With every day that goes by more IoT (Internet of Things) devices are becoming a part of our normal everyday life both at home and on the job. In recent years it has become evident that IoT devices pose a security risk for any network. While IoT manufacturers are working diligently to make things more convenient for us, privacy and security have been overlooked. Leaving these devices unsecured is like leaving your door closed but unlocked. It might look secure, but it is actually easy to open.
Gartner research estimates that there will be over 20 billion connected IoT devices by the year 2020 (roughly 20.4 billion). While having great new wearables that monitor our health and smart homes and smart printers can make life very convenient, these are still network connected devices that require security measures like any other connected item. Here are a few tips to securing IoT devices.
– Separate networks: Many Wi Fi routers, whether for the home or the enterprise support guest networking so that guests and contractors can connect without gaining access to important assets or managed connected devices. This segmentation helps with IoT devices that have questionable security at best.
– Passwords: be sure to change the password for the device itself as well as for the online access provided by the manufacturer and make it a strong one. Additionally, be sure to update the password every quarter and to have a separate password for each device so as to make it extra difficult for hackers to guess your passwords.
– Turning off Universal Plug and Play (UPnP) – UPnP makes IoT devices vulnerable to hackers. While it is designed as a convenience to connect devices automatically to the network, it makes it possible for hackers to connect to them from beyond the local network because of vulnerabilities in the UPnP protocol, and clearly it is advisable to turn UPnP off from the first day.
– Latest patches and updates – If you would like to reduce the chances for security breaches it is crucial to have the latest patches and updates to your firmware. It is recommended to automate updates or have a standard operating procedure for team members to update firmware every quarter. In this way vulnerabilities and exploits will be fixed as they emerge.

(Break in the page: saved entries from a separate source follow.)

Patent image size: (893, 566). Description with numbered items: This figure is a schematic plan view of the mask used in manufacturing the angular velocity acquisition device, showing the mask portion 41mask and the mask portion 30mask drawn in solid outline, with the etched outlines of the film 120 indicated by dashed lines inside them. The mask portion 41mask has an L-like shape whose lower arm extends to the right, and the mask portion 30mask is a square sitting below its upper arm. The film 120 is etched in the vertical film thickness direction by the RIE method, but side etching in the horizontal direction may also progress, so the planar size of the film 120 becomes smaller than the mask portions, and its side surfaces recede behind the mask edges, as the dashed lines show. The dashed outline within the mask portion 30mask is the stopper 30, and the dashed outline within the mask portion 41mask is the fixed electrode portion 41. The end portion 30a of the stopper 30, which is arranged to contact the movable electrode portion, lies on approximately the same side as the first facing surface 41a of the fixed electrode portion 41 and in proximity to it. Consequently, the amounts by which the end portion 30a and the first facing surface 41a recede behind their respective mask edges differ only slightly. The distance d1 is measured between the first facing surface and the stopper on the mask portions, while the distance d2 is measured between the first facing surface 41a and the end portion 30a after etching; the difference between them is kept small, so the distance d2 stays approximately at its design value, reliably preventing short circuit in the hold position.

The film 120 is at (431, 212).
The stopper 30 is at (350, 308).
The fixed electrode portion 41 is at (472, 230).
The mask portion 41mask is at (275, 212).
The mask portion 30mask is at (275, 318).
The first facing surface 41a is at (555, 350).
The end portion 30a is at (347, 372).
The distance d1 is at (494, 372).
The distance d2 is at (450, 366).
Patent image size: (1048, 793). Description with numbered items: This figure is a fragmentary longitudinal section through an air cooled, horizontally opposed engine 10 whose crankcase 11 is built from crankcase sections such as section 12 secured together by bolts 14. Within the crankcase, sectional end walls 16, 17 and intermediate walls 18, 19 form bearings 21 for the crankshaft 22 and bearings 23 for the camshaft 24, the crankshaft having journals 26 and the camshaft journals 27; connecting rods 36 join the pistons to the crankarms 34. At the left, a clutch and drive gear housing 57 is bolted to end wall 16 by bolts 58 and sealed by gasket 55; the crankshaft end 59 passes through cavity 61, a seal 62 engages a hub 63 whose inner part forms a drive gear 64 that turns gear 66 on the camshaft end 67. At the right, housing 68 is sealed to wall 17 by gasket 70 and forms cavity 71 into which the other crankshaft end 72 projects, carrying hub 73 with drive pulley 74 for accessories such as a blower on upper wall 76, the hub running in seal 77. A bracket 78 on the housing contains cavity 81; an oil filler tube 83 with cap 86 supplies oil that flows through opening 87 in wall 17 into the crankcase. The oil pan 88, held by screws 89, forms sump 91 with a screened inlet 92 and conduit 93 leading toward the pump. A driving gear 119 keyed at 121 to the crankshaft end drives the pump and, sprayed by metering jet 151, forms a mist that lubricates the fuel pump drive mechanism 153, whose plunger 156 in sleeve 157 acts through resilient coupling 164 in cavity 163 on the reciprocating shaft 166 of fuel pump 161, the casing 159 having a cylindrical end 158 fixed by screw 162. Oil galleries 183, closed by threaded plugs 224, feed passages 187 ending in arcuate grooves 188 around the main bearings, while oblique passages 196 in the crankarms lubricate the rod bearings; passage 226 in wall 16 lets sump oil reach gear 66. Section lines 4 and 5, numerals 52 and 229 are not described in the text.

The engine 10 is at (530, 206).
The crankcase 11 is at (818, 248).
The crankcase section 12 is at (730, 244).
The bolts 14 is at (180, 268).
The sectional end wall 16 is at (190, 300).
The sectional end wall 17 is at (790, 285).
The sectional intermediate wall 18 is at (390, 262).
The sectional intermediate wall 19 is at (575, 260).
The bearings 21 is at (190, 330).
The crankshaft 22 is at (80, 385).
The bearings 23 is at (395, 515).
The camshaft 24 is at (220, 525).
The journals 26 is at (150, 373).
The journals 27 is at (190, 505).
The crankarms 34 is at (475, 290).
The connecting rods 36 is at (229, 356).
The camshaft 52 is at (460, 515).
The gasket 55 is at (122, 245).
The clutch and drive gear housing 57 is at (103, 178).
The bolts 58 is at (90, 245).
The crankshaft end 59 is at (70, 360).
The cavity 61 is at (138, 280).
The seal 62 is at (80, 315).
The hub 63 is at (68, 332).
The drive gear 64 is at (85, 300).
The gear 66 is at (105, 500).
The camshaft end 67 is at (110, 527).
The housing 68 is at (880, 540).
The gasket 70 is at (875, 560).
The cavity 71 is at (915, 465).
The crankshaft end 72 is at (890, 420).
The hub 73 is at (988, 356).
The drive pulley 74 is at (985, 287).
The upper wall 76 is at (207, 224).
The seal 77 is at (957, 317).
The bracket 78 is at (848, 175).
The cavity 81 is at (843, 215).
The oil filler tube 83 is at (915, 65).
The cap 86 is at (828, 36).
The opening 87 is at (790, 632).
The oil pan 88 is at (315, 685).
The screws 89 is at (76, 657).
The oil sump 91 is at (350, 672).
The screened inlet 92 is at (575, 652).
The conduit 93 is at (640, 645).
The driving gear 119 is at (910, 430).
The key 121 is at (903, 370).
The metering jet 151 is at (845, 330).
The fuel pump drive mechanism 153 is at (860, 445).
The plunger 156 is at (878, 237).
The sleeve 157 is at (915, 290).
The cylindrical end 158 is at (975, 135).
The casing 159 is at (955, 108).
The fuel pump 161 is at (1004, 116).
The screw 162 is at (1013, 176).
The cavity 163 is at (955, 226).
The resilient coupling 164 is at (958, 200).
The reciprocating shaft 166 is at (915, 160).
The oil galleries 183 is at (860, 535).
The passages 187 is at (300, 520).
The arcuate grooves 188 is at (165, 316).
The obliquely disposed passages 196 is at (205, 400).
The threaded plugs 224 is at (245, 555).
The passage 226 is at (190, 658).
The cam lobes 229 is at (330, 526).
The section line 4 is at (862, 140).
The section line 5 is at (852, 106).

– Separate business and personal devices as much as possible – There are security challenges with wearables and the enterprise should have a spelled out BYOD policy that prohibits the use of IoT devices from the company network, or that segments them to a guest/contractor network.
– Visibility and continuous posture assessment – this is more relevant for businesses as they need to be able to see all devices that are connected to the network, and to monitor all traffic. Once there is a security posture assessment available, the level of access given to each device can be determined by company policies as well as making sure that all devices have the latest security patches, firewalls and anti-virus updates, etc. This allows for end-to-end protection and unknown devices should create an alert for security managers.